GSTP – Global System of Trade Preferences

The Global System of Trade Preferences or GSTP is a preferential trade agreement between developing nations. Developing countries signed the agreement on 13th April 1988. It aims to increase trade between developing economies in the framework of the UN Conference on Trade and Development.

In other words, GSTP is an international agreement aimed at boosting trade between emerging economies and less developed countries. In most cases, the preferential trade agreement consists of tariff concessions. Tariffs are taxes or duties that a country levies on imports.

The GSTP agreement came into force on 19th April 1989. The UN notified the WTO on 25th September 1989.

UN stands for the United Nations, and WTO stands for the World Trade Organization.

GSTP – initial and current members

Initially, the agreement consisted of nine members. They were Zimbabwe, Tanzania, Sri Lanka, Singapore, Nigeria, India, Ghana, Cuba, and Bangladesh.

Since 1989, dozens of other countries have also become GSTP member states. Uruguay, Uganda, as well as several other nations have also applied to join.

Romania and what was once Yugoslavia were once members. However, their memberships ceased when they joined the European Union.

GSTP - Global System of Trade Preferences
GSTP is a trade agreement between emerging and less developed countries. Less developed countries do not have to reciprocate when they receive preferential terms, i.e., tariff concessions. (Image: adapted from Wikipedia)

To date, forty-three countries have acceded to or ratified the Agreement.

According to the United Nations Conference on Trade and Development:

“The Agreement on the Global System of Trade Preferences Among Developing Countries (GSTP) was established in 1988 as a framework for the exchange of trade preferences among developing countries in order to promote intra-developing-country trade.”

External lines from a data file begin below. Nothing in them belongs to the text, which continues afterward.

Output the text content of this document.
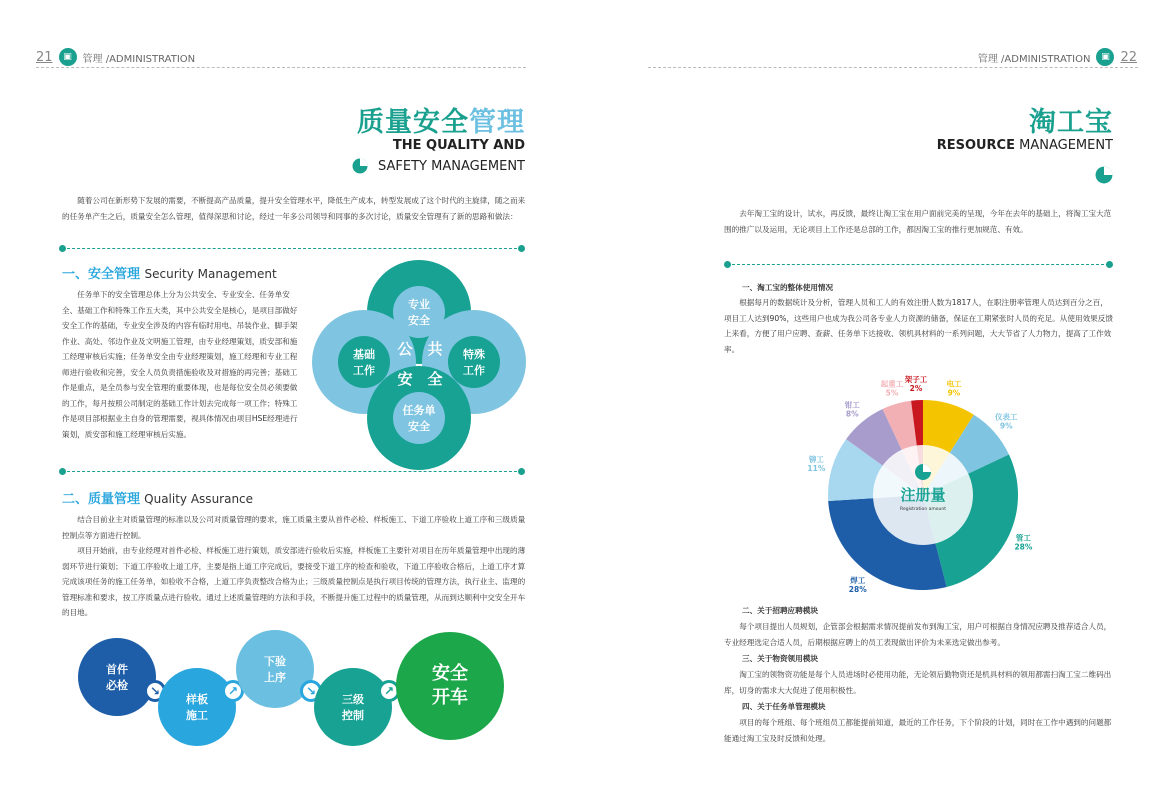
21	▣	管理 /ADMINISTRATION	管理 /ADMINISTRATION	▣ 22
质量安全管理
THE QUALITY AND
SAFETY MANAGEMENT
随着公司在新形势下发展的需要，不断提高产品质量，提升安全管理水平，降低生产成本，转型发展成了这个时代的主旋律，随之而来的任务单产生之后，质量安全怎么管理，值得深思和讨论，经过一年多公司领导和同事的多次讨论，质量安全管理有了新的思路和做法：
一、安全管理 Security Management
任务单下的安全管理总体上分为公共安全、专业安全、任务单安全、基础工作和特殊工作五大类，其中公共安全是核心，是项目部做好安全工作的基础，专业安全涉及的内容有临时用电、吊装作业、脚手架作业、高处、邻边作业及文明施工管理，由专业经理策划，质安部和施工经理审核后实施；任务单安全由专业经理策划，施工经理和专业工程师进行验收和完善，安全人员负责措施验收及对措施的再完善；基础工作是重点，是全员参与安全管理的重要体现，也是每位安全员必须要做的工作，每月按照公司制定的基础工作计划去完成每一项工作；特殊工作是项目部根据业主自身的管理需要，视具体情况由项目HSE经理进行策划，质安部和施工经理审核后实施。
专业
安全
基础
工作
特殊
工作
任务单
安全
公 共
安 全
二、质量管理 Quality Assurance
结合目前业主对质量管理的标准以及公司对质量管理的要求，施工质量主要从首件必检、样板施工、下道工序验收上道工序和三级质量控制点等方面进行控制。
项目开始前，由专业经理对首件必检、样板施工进行策划，质安部进行验收后实施，样板施工主要针对项目在历年质量管理中出现的薄弱环节进行策划；下道工序验收上道工序，主要是指上道工序完成后，要接受下道工序的检查和验收，下道工序验收合格后，上道工序才算完成该项任务的施工任务单，如验收不合格，上道工序负责整改合格为止；三级质量控制点是执行项目传统的管理方法，执行业主、监理的管理标准和要求，按工序质量点进行验收。通过上述质量管理的方法和手段，不断提升施工过程中的质量管理，从而到达顺利中交安全开车的目地。
首件
必检	↘
样板
施工
↗
下验
上序
↘
三级
控制
↗
安全
开车
淘工宝
RESOURCE MANAGEMENT
去年淘工宝的设计，试水，再反馈，最终让淘工宝在用户面前完美的呈现，今年在去年的基础上，将淘工宝大范围的推广以及运用，无论项目上工作还是总部的工作，都因淘工宝的推行更加规范、有效。
一、淘工宝的整体使用情况
根据每月的数据统计及分析，管理人员和工人的有效注册人数为1817人，在职注册率管理人员达到百分之百，项目工人达到90%，这些用户也成为我公司各专业人力资源的储备，保证在工期紧张时人员的充足。从使用效果反馈上来看，方便了用户应聘、查薪、任务单下达接收、领机具材料的一系列问题，大大节省了人力物力，提高了工作效率。
注册量
Registration amount
电工
9%
仪表工
9%
管工
28%
焊工
28%
铆工
11%
钳工
8%
起重工
5%
架子工
2%
二、关于招聘应聘模块
每个项目提出人员规划，企管部会根据需求情况提前发布到淘工宝，用户可根据自身情况应聘及推荐适合人员，专业经理选定合适人员，后期根据应聘上的员工表现做出评价为未来选定做出参考。
三、关于物资领用模块
淘工宝的领物资功能是每个人员进场时必使用功能，无论领后勤物资还是机具材料的领用都需扫淘工宝二维码出库，切身的需求大大促进了使用积极性。
四、关于任务单管理模块
项目的每个班组、每个班组员工都能提前知道，最近的工作任务，下个阶段的计划，同时在工作中遇到的问题都能通过淘工宝及时反馈和处理。
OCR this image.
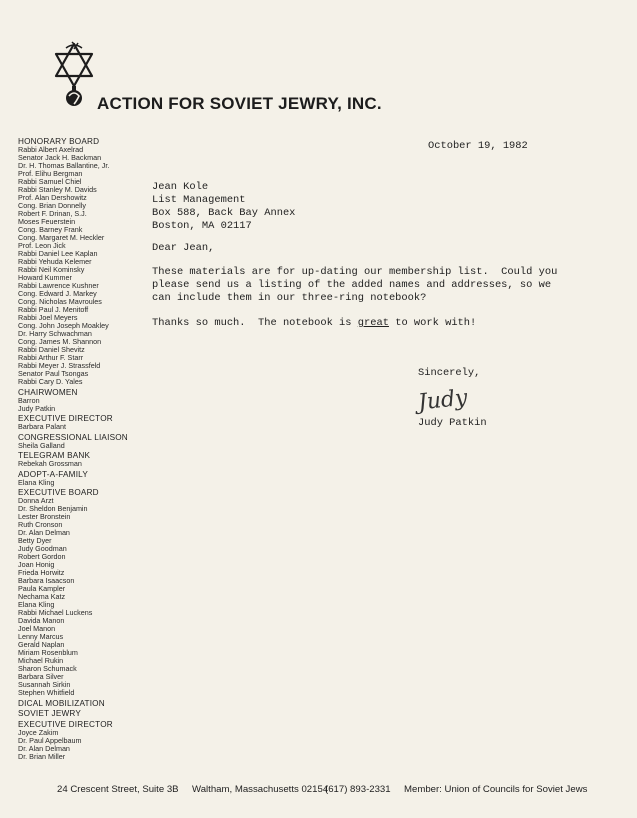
ACTION FOR SOVIET JEWRY, INC.
HONORARY BOARD
Rabbi Albert Axelrad
Senator Jack H. Backman
Dr. H. Thomas Ballantine, Jr.
Prof. Elihu Bergman
Rabbi Samuel Chiel
Rabbi Stanley M. Davids
Prof. Alan Dershowitz
Cong. Brian Donnelly
Robert F. Drinan, S.J.
Moses Feuerstein
Cong. Barney Frank
Cong. Margaret M. Heckler
Prof. Leon Jick
Rabbi Daniel Lee Kaplan
Rabbi Yehuda Kelemer
Rabbi Neil Kominsky
Howard Kummer
Rabbi Lawrence Kushner
Cong. Edward J. Markey
Cong. Nicholas Mavroules
Rabbi Paul J. Menitoff
Rabbi Joel Meyers
Cong. John Joseph Moakley
Dr. Harry Schwachman
Cong. James M. Shannon
Rabbi Daniel Shevitz
Rabbi Arthur F. Starr
Rabbi Meyer J. Strassfeld
Senator Paul Tsongas
Rabbi Cary D. Yales
CHAIRWOMEN
Barron
Judy Patkin
EXECUTIVE DIRECTOR
Barbara Palant
CONGRESSIONAL LIAISON
Sheila Galland
TELEGRAM BANK
Rebekah Grossman
ADOPT-A-FAMILY
Elana Kling
EXECUTIVE BOARD
Donna Arzt
Dr. Sheldon Benjamin
Lester Bronstein
Ruth Cronson
Dr. Alan Delman
Betty Dyer
Judy Goodman
Robert Gordon
Joan Honig
Frieda Horwitz
Barbara Isaacson
Paula Kampler
Nechama Katz
Elana Kling
Rabbi Michael Luckens
Davida Manon
Joel Manon
Lenny Marcus
Gerald Naplan
Miriam Rosenblum
Michael Rukin
Sharon Schumack
Barbara Silver
Susannah Sirkin
Stephen Whitfield
DICAL MOBILIZATION
SOVIET JEWRY
EXECUTIVE DIRECTOR
Joyce Zakim
Dr. Paul Appelbaum
Dr. Alan Delman
Dr. Brian Miller
October 19, 1982
Jean Kole
List Management
Box 588, Back Bay Annex
Boston, MA 02117
Dear Jean,
These materials are for up-dating our membership list.  Could you
please send us a listing of the added names and addresses, so we
can include them in our three-ring notebook?
Thanks so much.  The notebook is great to work with!
Sincerely,
Judy Patkin
Judy
24 Crescent Street, Suite 3B Waltham, Massachusetts 02154
(617) 893-2331 Member: Union of Councils for Soviet Jews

Seven members of GSTP are LDCs. LDC stands for Less Developed Country. They are Tanzania, Sudan, Myanmar, Mozambique, Guinea, Benin, and Bangladesh.

A less developed country does not have a lot of industrial activity. Its citizens also have very low incomes. Economists divide countries into three types. First, advanced economies; second, emerging economies; third, less developed countries.

LDCs need not reciprocate

LDCs have special needs, the United Nations points out. Therefore, they should receive preferential measures in their favor.

Additionally, the UN believes that the LDCs do not have to reciprocate on these special measures. In other words, if one country offers preferential terms, that LDC doesn’t have to respond with the same terms.

For example, let’s suppose that Singapore allows imports from Sudan to come into the country tariff free. That does not mean that Sudan has to do the same regarding goods it imports from Singapore.